En sa séance du 27 décembre 2023, la commission de surendettement des particuliers du Nord a constaté la situation de surendettement de [I] [T] et déclaré recevable son dossier déposé le 8 novembre 2023, comprenant une dette locative contractée envers la SA VILOGIA à hauteur de 3.077,14 euros.

Des mesures de désendettement imposées par la commission de surendettement, en l’espèce un moratoire consistant en une suspension de l’exigibilité de la dette locative pendant deux ans, sont entrées en application le 19 août 2024.

A l’audience du 4 juillet 2024, le juge a organisé les échanges en présence des parties représentées par leur conseil et renvoyé l’affaire à l’audience de plaidoiries du 4 novembre 2024.

A l’audience du 4 novembre 2024, la SA VILOGIA, représentée par son conseil, a soutenu oralement ses dernières écritures aux termes desquelles elle réitère les demandes contenues dans son acte introductif d’instance, sauf à actualiser le montant de la dette locative à la somme de 5.618,01 euros au 30 octobre 2024, terme inclus. Elle s’est en outre opposée aux demandes de délais présentées par la défenderesse.

Elle fait valoir que les conditions d’acquisition de la clause résolutoire étaient réunies au 2 novembre 2023, soit avant le dépôt par [I] [T] d’un dossier de surendettement.
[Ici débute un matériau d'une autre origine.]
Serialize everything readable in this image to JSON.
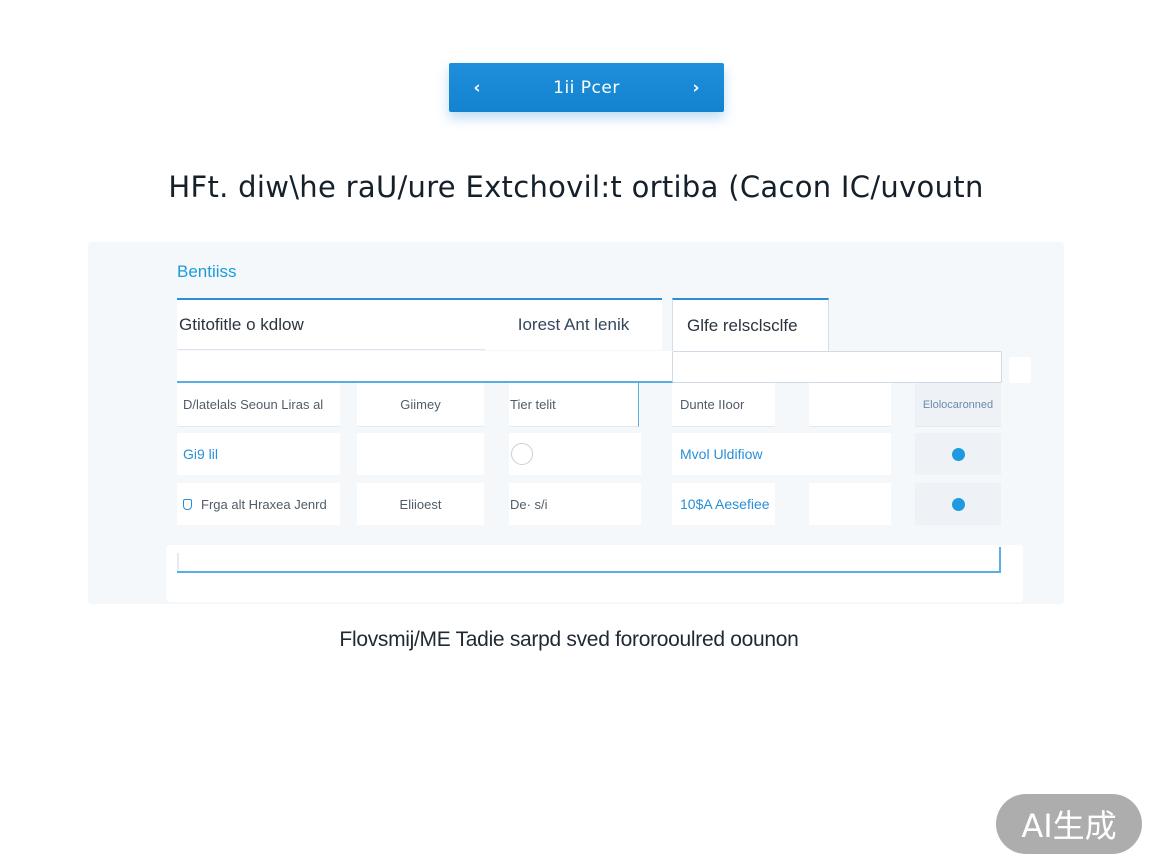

Elle réplique que la locataire a aggravé sa dette entre la recevabilité du dossier de surendettement et la date d’audience et que sa situation financière ne lui permet pas de s’acquitter de sa dette en sus du paiement des loyers courant.

Se référant oralement aux termes de ses dernières écritures visées à l’audience, [I] [T], représentée par son conseil, a demandé au juge des contentieux de la protection, au visa de l’article 24 de la loi du 6 juillet 1989 et de l’article 1343-5 du code civil, de :

lui accorder l’aide juridictionnelle provisoire ;suspendre l’exigibilité de la dette de 3.077,14 euros jusqu’au 30 décembre 2026 ;suspendre les effets de la clause résolutoire stipulée dans le contrat de bail ;lui accorder un délai de 36 mois pour apurer le reliquat de la dette locative ;dire que les mensualités seront exigibles le 10 de chaque mois ;rejeter la demande présentée par la SA VILOGIA au titre de l’article 700 du code de procédure civile ;à titre subsidiaire,
écarter l’exécution provisoire du jugement,lui accorder des délais pour quitter les lieux (12 mois).
Au soutien, elle considère qu’au regard de la décision de la commission de surendettement des particuliers du Nord et de la reprise du paiement du loyer courant, il y a lieu de suspendre l’exigibilité de la dette de 3.077,14 euros jusqu’au 30 décembre 2026. Pour le surplus de la dette, elle sollicite des délais de paiements sur 36 mois au motif qu’elle a effectué des versements supérieurs au montant du loyer courant sur les dernières échéances et que sa situation financière, dont elle fait état, lui permet de s’acquitter de sa dette par de telles mensualités.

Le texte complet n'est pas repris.